I am an applied microeconomist whose primary fields are development and public. My Job Market Paper, `Insurance Networks and Endogenous Poverty Traps', investigates why households in developing countries invest so little. This is a puzzle, as high return investments are available, and households belong to risk sharing networks which have the resources needed to invest. This paper provides a novel explanation for this puzzle: informal risk sharing can crowd out investment. I extend the canonical model of limited commitment in risk sharing networks to allow for lumpy investment, and show that together these features generate a poverty trap. I verify key empirical predictions of the model using data from a large scale asset transfer program in 1400 Bangladeshi villages. My results highlight how capital transfer programs can be made more cost-effective by targeting communities at the threshold of the aggregate poverty trap.
Other work in my thesis explores (i) how one can use data on networks to understand social spillover effects, including in the presence of endogenous network formation and measurement error; (ii) how the trade-off between economic and cultural incentives determines whether heterogeneous communities, such as migrants to the US, choose to integrate or segregate; and (iii) the impact of migrants’ initial networks on later labour market outcomes.
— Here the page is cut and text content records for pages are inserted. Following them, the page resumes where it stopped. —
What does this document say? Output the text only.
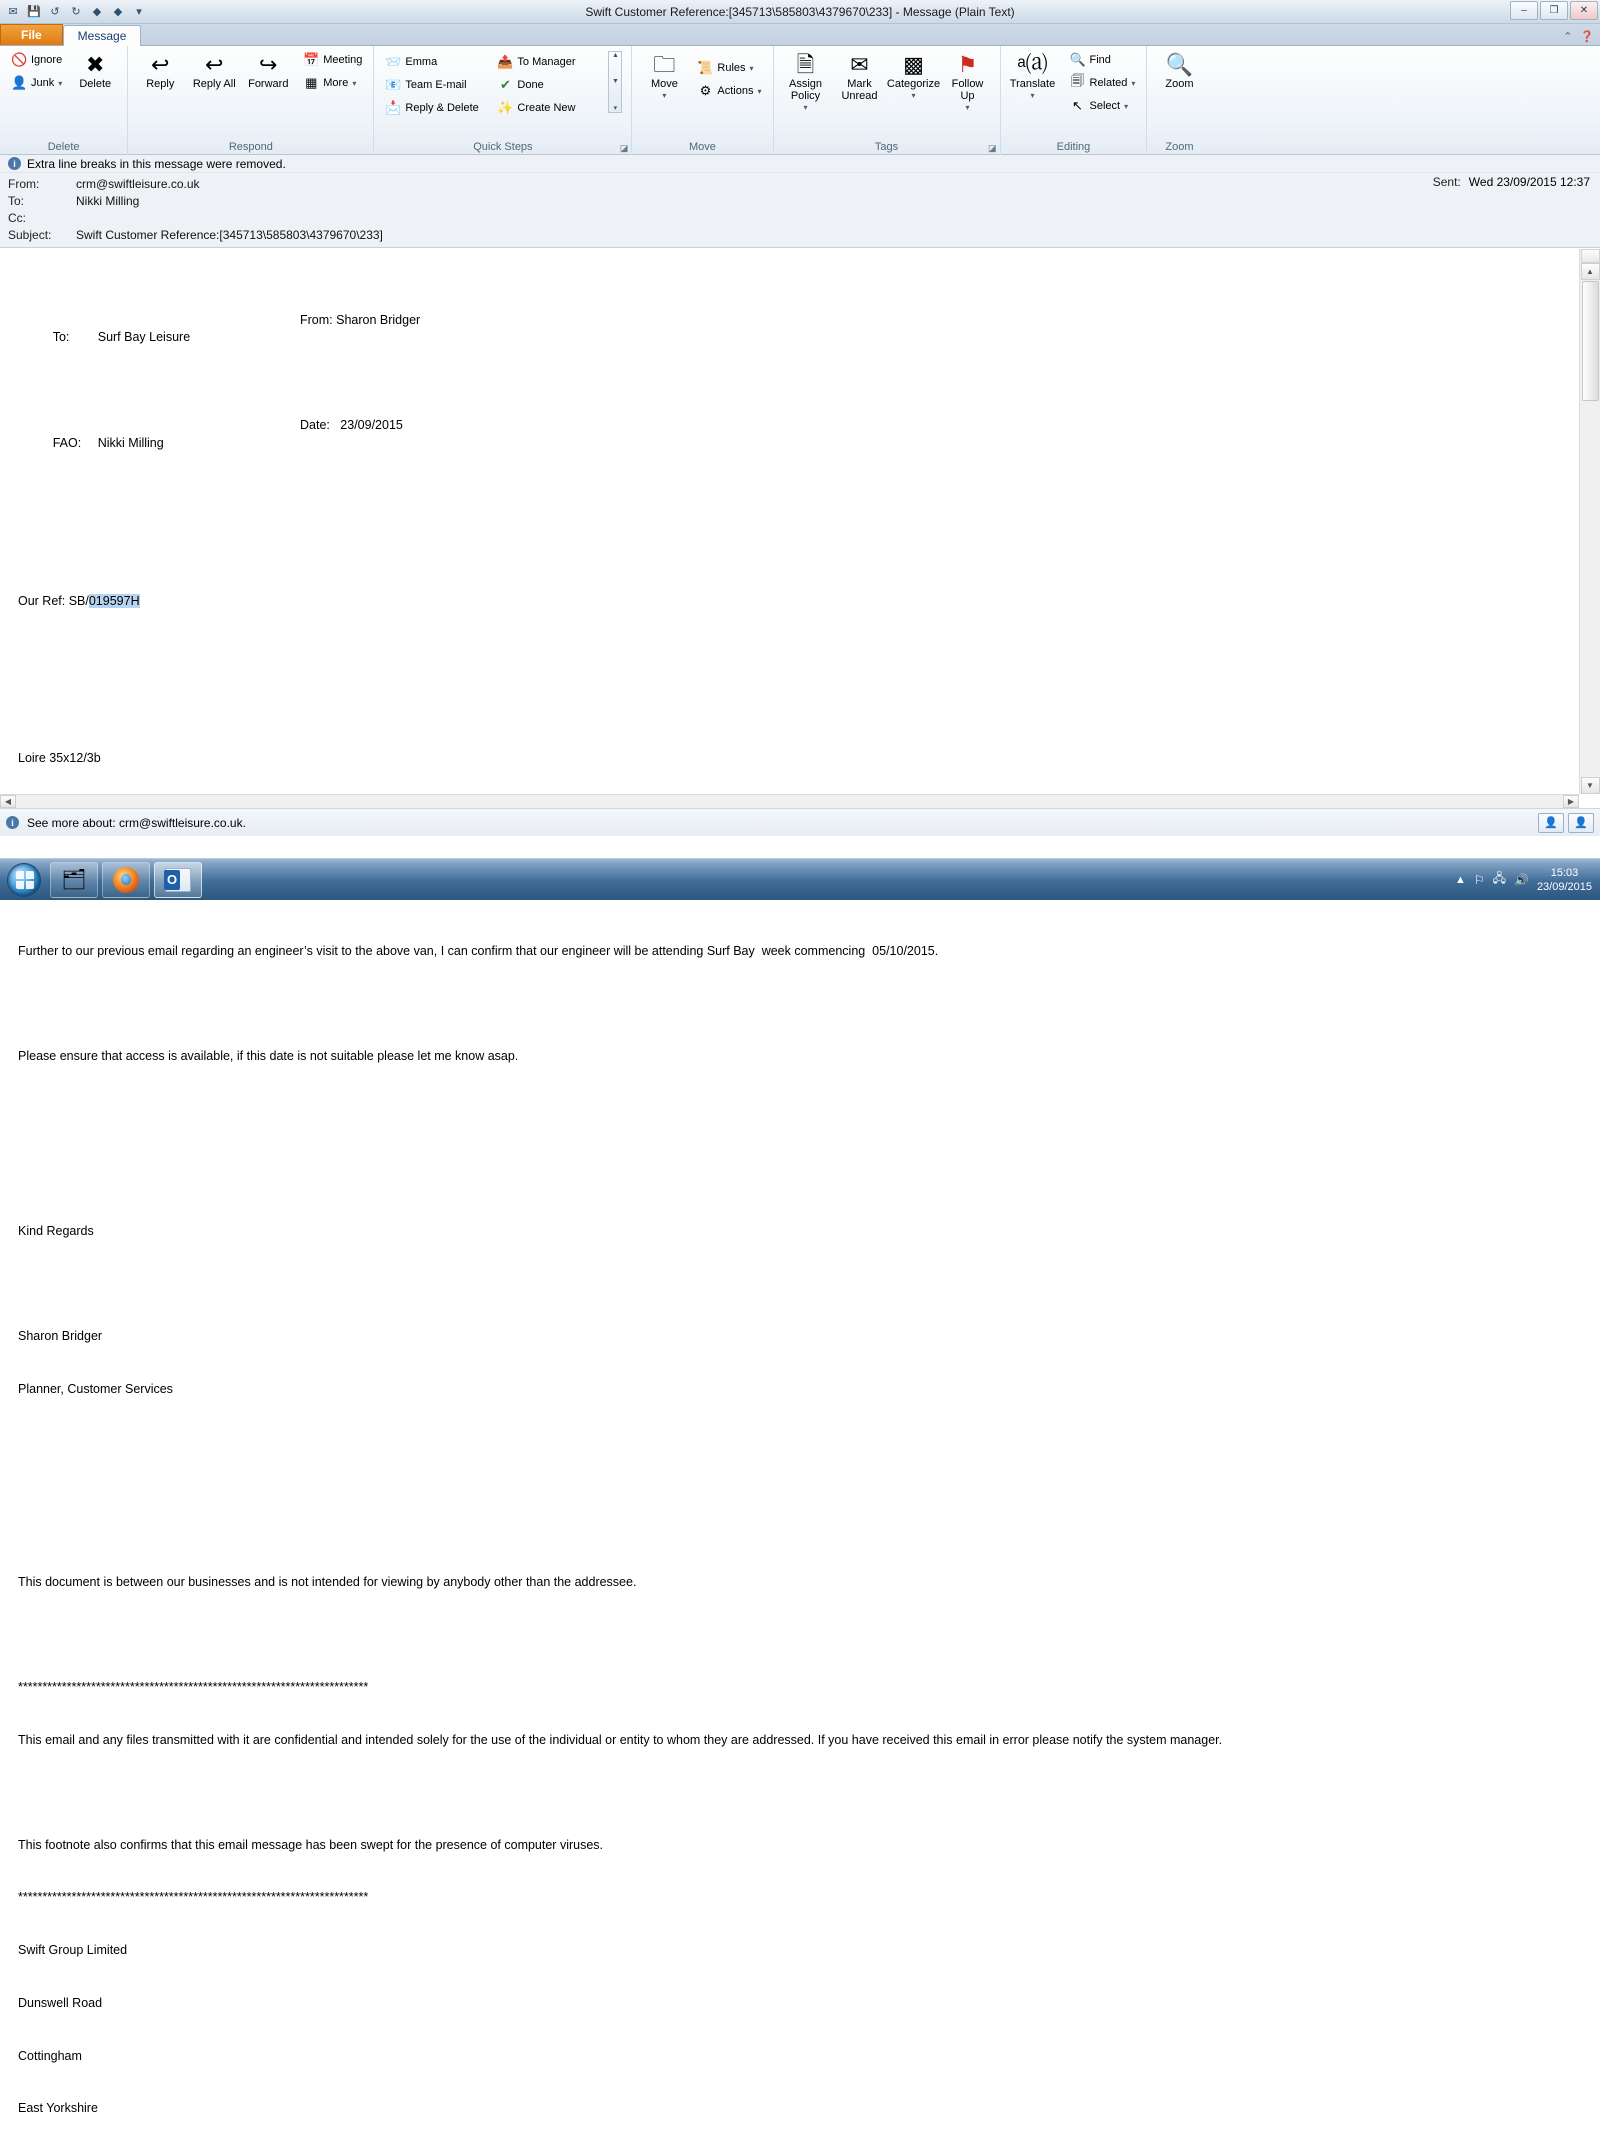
✉ 💾 ↺	↻	◆	◆	▾	Swift Customer Reference:[345713\585803\4379670\233] - Message (Plain Text)	–	❐	✕
File	Message	⌃ ❓
🚫 Ignore
👤 Junk ▾
✖
Delete
Delete
↩
Reply
↩
Reply All
↪
Forward
📅 Meeting
▦ More ▾
Respond
📨 Emma
📧 Team E-mail
📩 Reply & Delete
📤 To Manager
✔ Done
✨ Create New
▲
▼
▾
Quick Steps	◪
🗀
Move
▾
📜 Rules ▾
⚙ Actions ▾
Move
🗎
Assign Policy
▾
✉
Mark Unread
▩
Categorize
▾
⚑
Follow Up
▾
Tags	◪
ᵃ⒜
Translate
▾
🔍 Find
🗐 Related ▾
↖ Select ▾
Editing
🔍
Zoom
Zoom
i Extra line breaks in this message were removed.
From:	crm@swiftleisure.co.uk
To:	Nikki Milling
Cc:
Subject:	Swift Customer Reference:[345713\585803\4379670\233]
Sent: Wed 23/09/2015 12:37

To: Surf Bay Leisure

From: Sharon Bridger

FAO: Nikki Milling

Date:   23/09/2015

Our Ref: SB/019597H

Loire 35x12/3b

Further to our previous email regarding an engineer’s visit to the above van, I can confirm that our engineer will be attending Surf Bay  week commencing  05/10/2015.

Please ensure that access is available, if this date is not suitable please let me know asap.

Kind Regards

Sharon Bridger

Planner, Customer Services

This document is between our businesses and is not intended for viewing by anybody other than the addressee.

************************************************************************

This email and any files transmitted with it are confidential and intended solely for the use of the individual or entity to whom they are addressed. If you have received this email in error please notify the system manager.

This footnote also confirms that this email message has been swept for the presence of computer viruses.

************************************************************************

Swift Group Limited

Dunswell Road

Cottingham

East Yorkshire

▲
▼
◀	▶
i	See more about: crm@swiftleisure.co.uk.	👤	👤
🗂 O	▲ ⚐ 🖧 🔊	15:03
23/09/2015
Whilst studying for my PhD at University College London, I have also been working part-time at the Institute for Fiscal Studies. As part of that work I coauthored a number of policy reports and comments on environmental taxation in the UK, and more recently I have been involved in issues of Tax Compliance. Using data from HMRC (the UK tax office), I am investigating how tax audits affect long term tax reporting, and in future work how the effects of audits spillover onto coworkers, business partners, and family members.